- Los tratamientos con apoyo empírico en infancia y adolescencia se basan en evidencias de alta calidad metodológica.
- La terapia cognitivo-conductual concentra la mayor parte de la evidencia en psicología pediátrica.
- La psicología clínica basada en la evidencia integra datos científicos, juicio profesional y preferencias del paciente.
- Las revisiones sistemáticas y meta-análisis son herramientas clave para elegir intervenciones eficaces.
En los últimos años se ha acumulado una enorme cantidad de investigaciones sobre tratamientos psicológicos en niños y adolescentes, hasta el punto de que muchos profesionales sienten que es complicado estar al día. No basta con saber que “la psicoterapia funciona”, ahora se exige distinguir qué intervenciones concretas cuentan con pruebas sólidas, cuáles tienen un respaldo moderado y en qué áreas la evidencia sigue siendo limitada o desigual.
Dentro de este contexto ha cobrado especial relevancia el concepto de tratamientos con apoyo empírico en psicología pediátrica, es decir, aquellos procedimientos de intervención psicológica que han demostrado su eficacia, efectividad y eficiencia mediante estudios bien diseñados. Este enfoque no solo orienta la práctica clínica cotidiana, sino que también influye en las guías de práctica clínica, en las políticas sanitarias y en la formación de los futuros psicólogos.
Qué son los tratamientos psicológicos con apoyo empírico
Cuando hablamos de tratamientos psicológicos con apoyo empírico nos referimos a intervenciones cuya eficacia ha sido confirmada mediante estudios científicos controlados, generalmente ensayos clínicos aleatorizados, comparaciones con grupos control o meta-análisis que integran múltiples investigaciones. La idea central es que el tratamiento haya demostrado ser mejor que no hacer nada, mejor que un placebo psicológico o, al menos, comparable a otros tratamientos ya contrastados.
El impulso a esta forma de clasificar los tratamientos arrancó con fuerza en los años noventa, cuando la American Psychological Association (APA), y en concreto su División 12 (Psicología Clínica), creó un grupo de trabajo para identificar y difundir procedimientos psicoterapéuticos con eficacia demostrada. Este grupo elaboró una lista de terapias que cumplían criterios estrictos de evidencia, distinguiendo entre tratamientos “bien establecidos” y tratamientos “probablemente eficaces”.

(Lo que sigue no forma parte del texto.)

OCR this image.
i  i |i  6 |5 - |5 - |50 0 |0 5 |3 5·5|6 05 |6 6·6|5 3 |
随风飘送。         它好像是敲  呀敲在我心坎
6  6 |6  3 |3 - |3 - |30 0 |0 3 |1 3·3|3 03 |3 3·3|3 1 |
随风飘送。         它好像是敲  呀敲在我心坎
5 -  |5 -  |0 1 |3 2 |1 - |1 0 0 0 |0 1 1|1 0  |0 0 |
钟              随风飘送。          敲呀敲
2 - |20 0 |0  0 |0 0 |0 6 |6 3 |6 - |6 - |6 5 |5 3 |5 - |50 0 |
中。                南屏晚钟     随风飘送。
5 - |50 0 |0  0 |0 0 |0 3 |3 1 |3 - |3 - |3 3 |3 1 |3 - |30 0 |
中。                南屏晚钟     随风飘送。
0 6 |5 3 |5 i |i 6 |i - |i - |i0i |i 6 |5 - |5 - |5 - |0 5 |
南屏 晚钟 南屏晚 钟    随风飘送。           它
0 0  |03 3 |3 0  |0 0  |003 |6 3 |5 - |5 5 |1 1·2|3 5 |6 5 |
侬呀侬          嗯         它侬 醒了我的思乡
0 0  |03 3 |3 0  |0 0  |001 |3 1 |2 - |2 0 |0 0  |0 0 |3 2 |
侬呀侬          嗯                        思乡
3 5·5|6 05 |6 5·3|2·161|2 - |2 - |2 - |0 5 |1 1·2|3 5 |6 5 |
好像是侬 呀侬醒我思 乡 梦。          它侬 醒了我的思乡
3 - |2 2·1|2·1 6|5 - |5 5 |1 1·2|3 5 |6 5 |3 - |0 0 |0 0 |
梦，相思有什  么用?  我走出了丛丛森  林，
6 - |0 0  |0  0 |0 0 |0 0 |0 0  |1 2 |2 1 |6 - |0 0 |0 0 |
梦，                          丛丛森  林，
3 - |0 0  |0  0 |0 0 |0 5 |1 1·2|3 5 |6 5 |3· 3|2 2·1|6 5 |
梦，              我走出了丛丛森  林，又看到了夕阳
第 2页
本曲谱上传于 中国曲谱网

Más tarde, se abandonó el término “tratamientos empíricamente validados” y se consolidó el de “tratamientos con apoyo empírico” (empirically supported treatments), subrayando que la clave no es una validación absoluta, sino el grado de respaldo que ofrecen los datos disponibles hasta el momento. Esta lista incluía orientaciones diversas (conductual, cognitiva, interpersonal, familiar), aunque predominaban claramente las intervenciones de corte cognitivo-conductual.
Es importante resaltar que la ausencia de un protocolo en estos listados no implica que el tratamiento sea ineficaz, sino que, hasta la fecha, no ha acumulado pruebas suficientes o estudios con la calidad metodológica necesaria. El elemento determinante siempre es el rigor de la evidencia, sobre todo el tipo de diseño de investigación que respalda los efectos observados.

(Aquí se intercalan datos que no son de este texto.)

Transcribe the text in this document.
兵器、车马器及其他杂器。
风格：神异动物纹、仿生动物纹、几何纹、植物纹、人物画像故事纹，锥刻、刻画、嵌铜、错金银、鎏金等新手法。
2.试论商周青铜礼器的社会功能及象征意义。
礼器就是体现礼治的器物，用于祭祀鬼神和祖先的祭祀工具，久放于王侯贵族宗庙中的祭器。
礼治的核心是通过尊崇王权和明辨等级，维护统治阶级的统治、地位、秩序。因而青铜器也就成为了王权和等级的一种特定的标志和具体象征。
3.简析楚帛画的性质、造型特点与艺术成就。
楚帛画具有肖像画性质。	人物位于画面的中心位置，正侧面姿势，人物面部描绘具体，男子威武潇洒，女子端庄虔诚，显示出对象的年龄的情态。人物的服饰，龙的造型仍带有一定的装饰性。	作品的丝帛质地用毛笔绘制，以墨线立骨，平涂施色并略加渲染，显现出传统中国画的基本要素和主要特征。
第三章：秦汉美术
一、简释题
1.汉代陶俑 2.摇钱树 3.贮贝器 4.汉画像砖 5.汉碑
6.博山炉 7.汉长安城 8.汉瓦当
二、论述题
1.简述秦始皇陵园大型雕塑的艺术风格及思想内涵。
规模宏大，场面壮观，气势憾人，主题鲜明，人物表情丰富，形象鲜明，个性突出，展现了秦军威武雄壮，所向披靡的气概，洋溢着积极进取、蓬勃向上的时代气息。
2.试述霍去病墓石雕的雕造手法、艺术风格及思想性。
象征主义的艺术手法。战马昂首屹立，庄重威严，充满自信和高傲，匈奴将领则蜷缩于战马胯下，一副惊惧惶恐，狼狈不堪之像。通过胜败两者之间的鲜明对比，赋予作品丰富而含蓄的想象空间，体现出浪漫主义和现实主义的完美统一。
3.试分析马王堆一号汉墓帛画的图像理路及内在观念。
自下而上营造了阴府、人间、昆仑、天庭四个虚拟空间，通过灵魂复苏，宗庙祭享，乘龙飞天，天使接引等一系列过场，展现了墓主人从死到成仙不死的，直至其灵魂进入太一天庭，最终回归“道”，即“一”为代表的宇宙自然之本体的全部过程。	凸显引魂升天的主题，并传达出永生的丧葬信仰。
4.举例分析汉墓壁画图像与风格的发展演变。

Eficacia, efectividad y eficiencia del tratamiento psicológico
Uno de los debates clásicos en psicoterapia gira en torno a la distinción entre eficacia y efectividad. La eficacia se evalúa en condiciones de máximo control experimental: pacientes cuidadosamente seleccionados, criterios diagnósticos claros, terapeutas entrenados de manera específica, protocolos de intervención manualizados y, por lo general, comparaciones con grupos control o condiciones placebo.
En estos estudios de eficacia, la prioridad es maximizar la validez interna, es decir, asegurarse de que los cambios observados se deben al tratamiento y no a otros factores. Cuando, en diversos ensayos, los pacientes que reciben la terapia sistemáticamente obtienen mejores resultados que los grupos de comparación, podemos considerar que ese procedimiento tiene apoyo empírico y puede incluirse en las guías de tratamientos recomendados.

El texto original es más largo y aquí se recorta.